As we read the pages of Ruth we see the attributes of the Proverbs 31 women play out, and ultimately as Proverbs 31:30-31 extols, “Charm is deceptive, and beauty is fleeting; but a woman who fears the Lord is to be praised. Honor her for all that her hands have done, and let her works bring her praise at the city gate,” we see how Ruth is indeed honored. When Boaz exclaims, “All the people of my town know that you are a woman of noble character,” (Ruth 3:11) the reaction uses the same phrasing as the opening question of the Wife of Noble Character Epilogue in Proverbs 31, “A wife of noble character who can find?” (Proverbs 31:10). Wife, mother, wealthy landowner, Ruth’s circumstances radically change in the series of a few short chapters.

It would appear Proverbs 22:1 is indeed a valuable piece of wisdom. Ruth’s good reputation was the hinge pin upon which her life was able to transform. Of course, God was moving in the details, but her reputation paved the way for His work, and she became a vessel through which God blessed those directly around her and countless future generations. Through the story of Ruth, we learn to never underestimate the value of a good reputation or the ability of God to redeem.


How is God working behind the scenes in your life to restore and redeem? What could be the greater purpose
of His work?

How can you use the work He is doing in your life for the good of others?

What is the status of your reputation? What could you do to improve it?

FOR FURTHER READING: Ruth 1-4, Matthew 1:5

THE MEANING BEHIND HER NAME: Ruth is a female name of Hebrew origin, meaning “friend,” “friendship,” or “compassionate friend.” In the Bible, she was indeed a compassionate, loyal friend to her mother-in-law Naomi after the death of both of their husbands.

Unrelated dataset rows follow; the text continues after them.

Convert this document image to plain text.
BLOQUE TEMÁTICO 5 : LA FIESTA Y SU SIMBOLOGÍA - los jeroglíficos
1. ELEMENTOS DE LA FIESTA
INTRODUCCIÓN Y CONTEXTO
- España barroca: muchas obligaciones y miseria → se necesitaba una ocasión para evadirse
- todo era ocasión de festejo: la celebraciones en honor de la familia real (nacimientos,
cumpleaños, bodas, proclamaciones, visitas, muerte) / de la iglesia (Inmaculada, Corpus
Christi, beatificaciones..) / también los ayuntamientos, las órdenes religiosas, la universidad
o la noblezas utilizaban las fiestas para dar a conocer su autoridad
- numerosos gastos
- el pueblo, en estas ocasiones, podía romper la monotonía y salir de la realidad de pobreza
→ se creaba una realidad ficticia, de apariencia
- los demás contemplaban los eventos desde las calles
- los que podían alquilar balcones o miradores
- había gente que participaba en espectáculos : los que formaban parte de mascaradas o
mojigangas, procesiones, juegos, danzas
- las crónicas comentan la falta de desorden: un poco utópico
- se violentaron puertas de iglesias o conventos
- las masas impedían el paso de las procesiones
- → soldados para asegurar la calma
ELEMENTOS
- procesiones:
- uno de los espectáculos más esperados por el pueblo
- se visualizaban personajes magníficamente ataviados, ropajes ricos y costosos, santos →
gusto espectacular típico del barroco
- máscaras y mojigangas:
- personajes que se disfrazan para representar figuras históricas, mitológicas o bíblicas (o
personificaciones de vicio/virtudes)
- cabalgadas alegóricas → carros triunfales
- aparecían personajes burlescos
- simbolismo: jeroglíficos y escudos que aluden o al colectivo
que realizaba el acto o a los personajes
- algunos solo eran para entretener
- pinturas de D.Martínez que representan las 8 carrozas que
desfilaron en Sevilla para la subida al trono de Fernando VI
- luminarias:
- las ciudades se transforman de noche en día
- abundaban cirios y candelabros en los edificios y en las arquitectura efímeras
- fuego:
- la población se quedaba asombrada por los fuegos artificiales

Redemption. The story of Ruth barely mentions God by name, and yet His presence is evident everywhere. Using unlikely, but faithful people, He masterfully works out His plan of redemption. We witness the personal redemption of Naomi’s family line, rescued by Boaz through his marriage to Ruth. We also see the working of God’s ultimate redemptive work as Ruth becomes the great grandmother to King David, and in due course a direct ancestor of Jesus. The story of Ruth, Naomi, and Boaz shows us how God can use personal restoration for His greater restorative work in the world. The good He is working in our lives does not just end with us nor should it!

Reputation. Reading through Ruth this time the thing that stuck out to me most was the value of a good reputation. Proverbs 22:1 says, “A good name is more desirable than great riches; to be esteemed is better than silver or gold.” And Ruth discovers just how true this verse is. Having no silver or gold but having a good name, Ruth earns immediate favor in the eyes of Boaz (a man who does happen to have silver and gold).

MENTIONED IN JESUS’ GENEALOGY: As a grandmother of King David, she is even mentioned by name in Jesus’ Matthew genealogy, an incredibly high honor for a women (not to mention a foreigner!).